We next compared the cumulative frequencies of grade 3–4 toxicities, in this analysis including methotrexate courses 2, 3 and 4 in all patients. Despite dose reductions, children with DS still had a higher risk of cumulative grade 3–4 gastrointestinal toxicity than had non-DS-ALL patients (27/102 patients (26.5%) versus 8/204 patients (3.9%), respectively; P=0.001).

DS patients did not experience enhanced hematologic toxicity. Moreover, no difference in hematologic toxicity was found between DS-ALL patients who did or did not receive 6-mercaptopurine during methotrexate therapy (P=0.58). The same lack of difference in hematologic toxicity was observed when comparing the non-DS-ALL controls who did or did not receive 6-mercaptopurine (P=0.74).

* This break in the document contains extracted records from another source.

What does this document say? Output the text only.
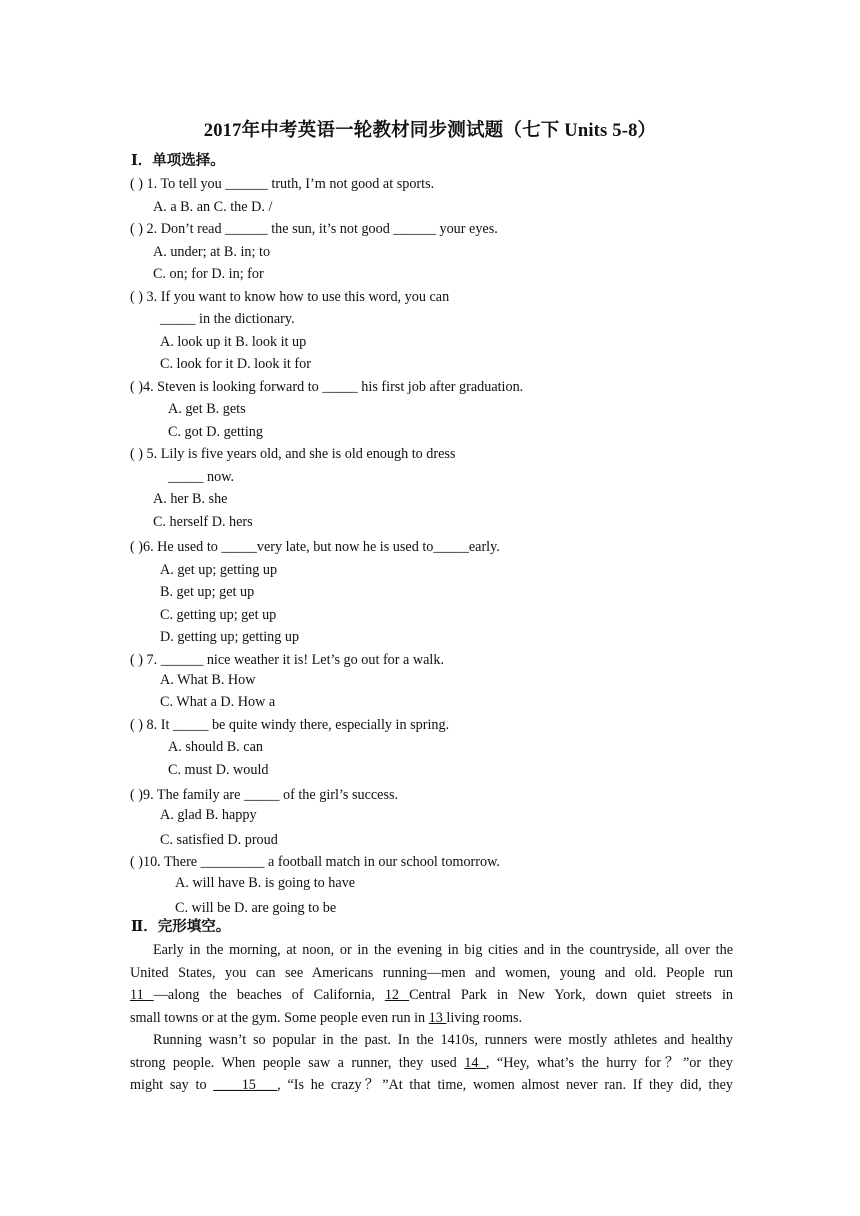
2017年中考英语一轮教材同步测试题（七下 Units 5-8）
Ⅰ．单项选择。
( ) 1. To tell you ______ truth, I’m not good at sports.
A. a B. an C. the D. /
( ) 2. Don’t read ______ the sun, it’s not good ______ your eyes.
A. under; at B. in; to
C. on; for D. in; for
( ) 3. If you want to know how to use this word, you can
_____ in the dictionary.
A. look up it B. look it up
C. look for it D. look it for
( )4. Steven is looking forward to _____ his first job after graduation.
A. get B. gets
C. got D. getting
( ) 5. Lily is five years old, and she is old enough to dress
_____ now.
A. her B. she
C. herself D. hers
( )6. He used to _____very late, but now he is used to_____early.
A. get up; getting up
B. get up; get up
C. getting up; get up
D. getting up; getting up
( ) 7. ______ nice weather it is! Let’s go out for a walk.
A. What B. How
C. What a D. How a
( ) 8. It _____ be quite windy there, especially in spring.
A. should B. can
C. must D. would
( )9. The family are _____ of the girl’s success.
A. glad B. happy
C. satisfied D. proud
( )10. There _________ a football match in our school tomorrow.
A. will have B. is going to have
C. will be D. are going to be
Ⅱ．完形填空。
Early in the morning, at noon, or in the evening in big cities and in the countryside, all over the
United States, you can see Americans running—men and women, young and old. People run
11 —along the beaches of California, 12 Central Park in New York, down quiet streets in
small towns or at the gym. Some people even run in 13 living rooms.
Running wasn’t so popular in the past. In the 1410s, runners were mostly athletes and healthy
strong people. When people saw a runner, they used 14 , “Hey, what’s the hurry for？”or they
might say to ____15___, “Is he crazy？”At that time, women almost never ran. If they did, they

Neurological toxicity (grades 1–4) was reported in three DS (in 5 courses) and in three non-DS patients (in 4 courses). Grade 4 methotrexate encephalopathy, consisting in seizures, unconsciousness, and/or transient hemipareses, occurred in one DS patient (in 2 courses) and in two non-DS patients (in 1 course per patient).

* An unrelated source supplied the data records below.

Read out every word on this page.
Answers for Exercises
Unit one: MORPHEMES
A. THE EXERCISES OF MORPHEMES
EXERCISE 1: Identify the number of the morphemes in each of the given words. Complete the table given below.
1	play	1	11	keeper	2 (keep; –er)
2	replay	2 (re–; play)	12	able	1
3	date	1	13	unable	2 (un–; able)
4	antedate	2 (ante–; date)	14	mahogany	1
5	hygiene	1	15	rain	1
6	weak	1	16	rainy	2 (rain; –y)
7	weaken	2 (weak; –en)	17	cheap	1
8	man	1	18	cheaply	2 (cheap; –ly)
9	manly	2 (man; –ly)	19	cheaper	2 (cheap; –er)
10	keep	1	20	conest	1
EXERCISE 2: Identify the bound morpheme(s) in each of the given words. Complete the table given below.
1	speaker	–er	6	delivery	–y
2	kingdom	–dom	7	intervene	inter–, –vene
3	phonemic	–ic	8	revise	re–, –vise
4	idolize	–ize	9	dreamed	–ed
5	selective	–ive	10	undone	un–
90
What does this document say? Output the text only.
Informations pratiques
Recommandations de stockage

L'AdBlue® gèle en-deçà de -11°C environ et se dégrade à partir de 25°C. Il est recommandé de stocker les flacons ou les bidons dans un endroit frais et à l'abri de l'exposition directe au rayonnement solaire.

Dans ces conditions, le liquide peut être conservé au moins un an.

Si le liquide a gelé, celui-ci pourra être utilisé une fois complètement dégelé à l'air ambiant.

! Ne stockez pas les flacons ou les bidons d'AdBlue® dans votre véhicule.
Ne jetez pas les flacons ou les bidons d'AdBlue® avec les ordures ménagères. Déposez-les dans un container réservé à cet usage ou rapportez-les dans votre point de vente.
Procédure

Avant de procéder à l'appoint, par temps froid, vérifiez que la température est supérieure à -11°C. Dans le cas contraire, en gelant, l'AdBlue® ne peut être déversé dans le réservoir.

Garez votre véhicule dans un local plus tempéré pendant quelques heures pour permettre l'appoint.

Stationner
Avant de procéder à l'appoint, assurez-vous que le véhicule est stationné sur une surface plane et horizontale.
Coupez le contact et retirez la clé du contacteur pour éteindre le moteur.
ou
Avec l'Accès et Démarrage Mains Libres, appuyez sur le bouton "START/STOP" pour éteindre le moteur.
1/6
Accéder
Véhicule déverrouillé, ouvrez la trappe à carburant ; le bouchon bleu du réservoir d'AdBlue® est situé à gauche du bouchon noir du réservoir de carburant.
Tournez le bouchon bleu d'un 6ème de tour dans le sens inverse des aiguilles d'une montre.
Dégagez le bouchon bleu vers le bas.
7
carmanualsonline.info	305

Methotrexate pharmacokinetics

Figure 1 shows the observed methotrexate plasma concentrations and the diagnostic plots of the developed population pharmacokinetic model in DS-ALL and non-DS-ALL patients. The population pharmacokinetic parameters are given in Table 4. Predicted concentrations are evenly distributed around the line of unity, indicating the ‘goodness of fit’ of the model. For each patient the individual estimates of CL, Q, V1 and V2 were obtained by Bayesian analysis. On the basis of these parameters, individual plasma concentration-time profiles were calculated.

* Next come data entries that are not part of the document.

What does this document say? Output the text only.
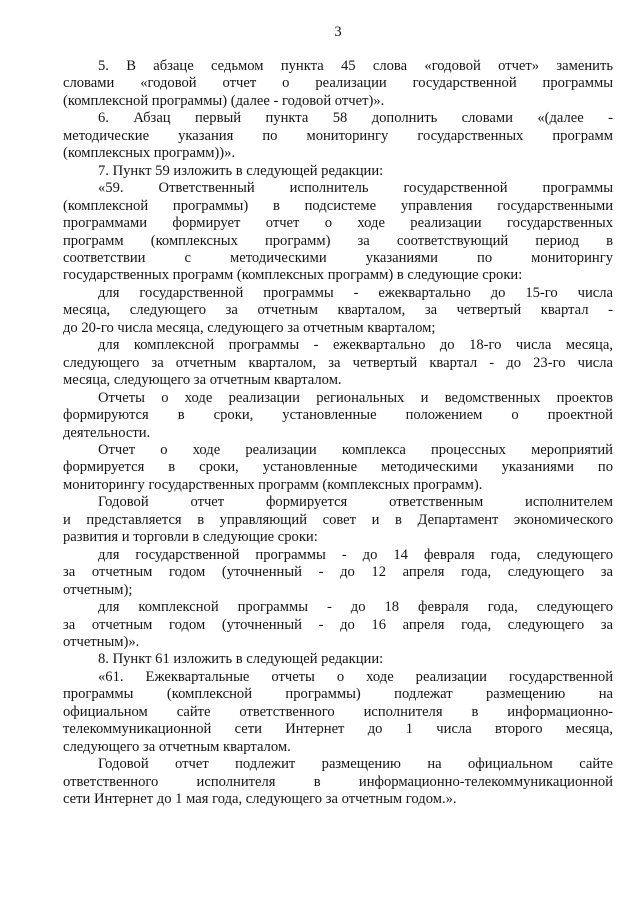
3
5. В абзаце седьмом пункта 45 слова «годовой отчет» заменить
словами «годовой отчет о реализации государственной программы
(комплексной программы) (далее - годовой отчет)».
6. Абзац первый пункта 58 дополнить словами «(далее -
методические указания по мониторингу государственных программ
(комплексных программ))».
7. Пункт 59 изложить в следующей редакции:
«59. Ответственный исполнитель государственной программы
(комплексной программы) в подсистеме управления государственными
программами формирует отчет о ходе реализации государственных
программ (комплексных программ) за соответствующий период в
соответствии с методическими указаниями по мониторингу
государственных программ (комплексных программ) в следующие сроки:
для государственной программы - ежеквартально до 15-го числа
месяца, следующего за отчетным кварталом, за четвертый квартал -
до 20-го числа месяца, следующего за отчетным кварталом;
для комплексной программы - ежеквартально до 18-го числа месяца,
следующего за отчетным кварталом, за четвертый квартал - до 23-го числа
месяца, следующего за отчетным кварталом.
Отчеты о ходе реализации региональных и ведомственных проектов
формируются в сроки, установленные положением о проектной
деятельности.
Отчет о ходе реализации комплекса процессных мероприятий
формируется в сроки, установленные методическими указаниями по
мониторингу государственных программ (комплексных программ).
Годовой отчет формируется ответственным исполнителем
и представляется в управляющий совет и в Департамент экономического
развития и торговли в следующие сроки:
для государственной программы - до 14 февраля года, следующего
за отчетным годом (уточненный - до 12 апреля года, следующего за
отчетным);
для комплексной программы - до 18 февраля года, следующего
за отчетным годом (уточненный - до 16 апреля года, следующего за
отчетным)».
8. Пункт 61 изложить в следующей редакции:
«61. Ежеквартальные отчеты о ходе реализации государственной
программы (комплексной программы) подлежат размещению на
официальном сайте ответственного исполнителя в информационно-
телекоммуникационной сети Интернет до 1 числа второго месяца,
следующего за отчетным кварталом.
Годовой отчет подлежит размещению на официальном сайте
ответственного исполнителя в информационно-телекоммуникационной
сети Интернет до 1 мая года, следующего за отчетным годом.».
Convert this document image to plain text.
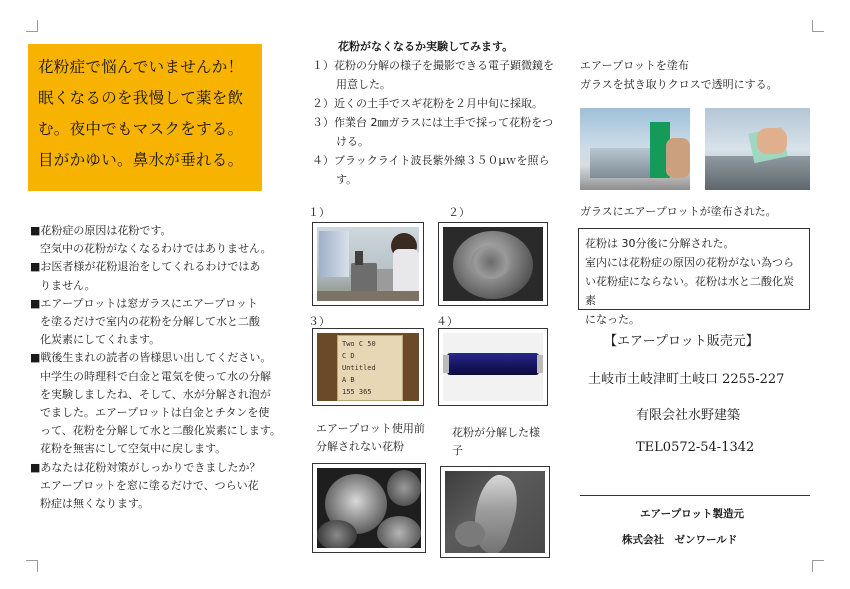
花粉症で悩んでいませんか！
眠くなるのを我慢して薬を飲
む。夜中でもマスクをする。
目がかゆい。鼻水が垂れる。
■花粉症の原因は花粉です。
空気中の花粉がなくなるわけではありません。
■お医者様が花粉退治をしてくれるわけではあ
りません。
■エアープロットは窓ガラスにエアープロット
を塗るだけで室内の花粉を分解して水と二酸
化炭素にしてくれます。
■戦後生まれの読者の皆様思い出してください。
中学生の時理科で白金と電気を使って水の分解
を実験しましたね、そして、水が分解され泡が
でました。エアープロットは白金とチタンを使
って、花粉を分解して水と二酸化炭素にします。
花粉を無害にして空気中に戻します。
■あなたは花粉対策がしっかりできましたか？
エアープロットを窓に塗るだけで、つらい花
粉症は無くなります。
花粉がなくなるか実験してみます。
１）花粉の分解の様子を撮影できる電子顕微鏡を
用意した。
２）近くの土手でスギ花粉を２月中旬に採取。
３）作業台 2㎜ガラスには土手で採って花粉をつ
ける。
４）ブラックライト波長紫外線３５０μｗを照ら
す。
１）	２）
３）	４）
Two C 50
C D
Untitled
A B
155 365
エアープロット使用前
分解されない花粉
花粉が分解した様
子
エアープロットを塗布
ガラスを拭き取りクロスで透明にする。
ガラスにエアープロットが塗布された。
花粉は 30分後に分解された。
室内には花粉症の原因の花粉がない為つら
い花粉症にならない。花粉は水と二酸化炭素
になった。
【エアープロット販売元】
土岐市土岐津町土岐口 2255-227
有限会社水野建築
TEL0572-54-1342
エアープロット製造元
株式会社　ゼンワールド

Figure 1.Methotrexate plasma levels and diagnostic plots of the population pharmacokinetic model. Methotrexate plasma levels at various time-points following the start of a 24 h methotrexate-infusion in DS-ALL: (A) n=152 courses in 44 patients and non-DS-ALL (B) n=316 courses in 87 patients. Each dot represents a plasma level in a patient measured at a given time-point. Plasma concentrations at 48 h were available for all patients whereas levels at 1 h and 24 h were only determined in some of the hospitals. In case of methotrexate levels of 48 h > 0.4 μmol/L, monitoring of methotrexate levels was continued. (C) The predicted methotrexate concentrations calculated by the NONMEM two-compartment model versus observed concentrations for all patients. The points are evenly distributed around the line of unity indicating the goodness of fit of the model. Deviations from the line are caused by intra- and inter-patient variability and residual variability. (D) Individually (Bayesian) predicted methotrexate concentrations versus observed concentrations for all patients. All dots are close to the line of unity indicating limited residual variability.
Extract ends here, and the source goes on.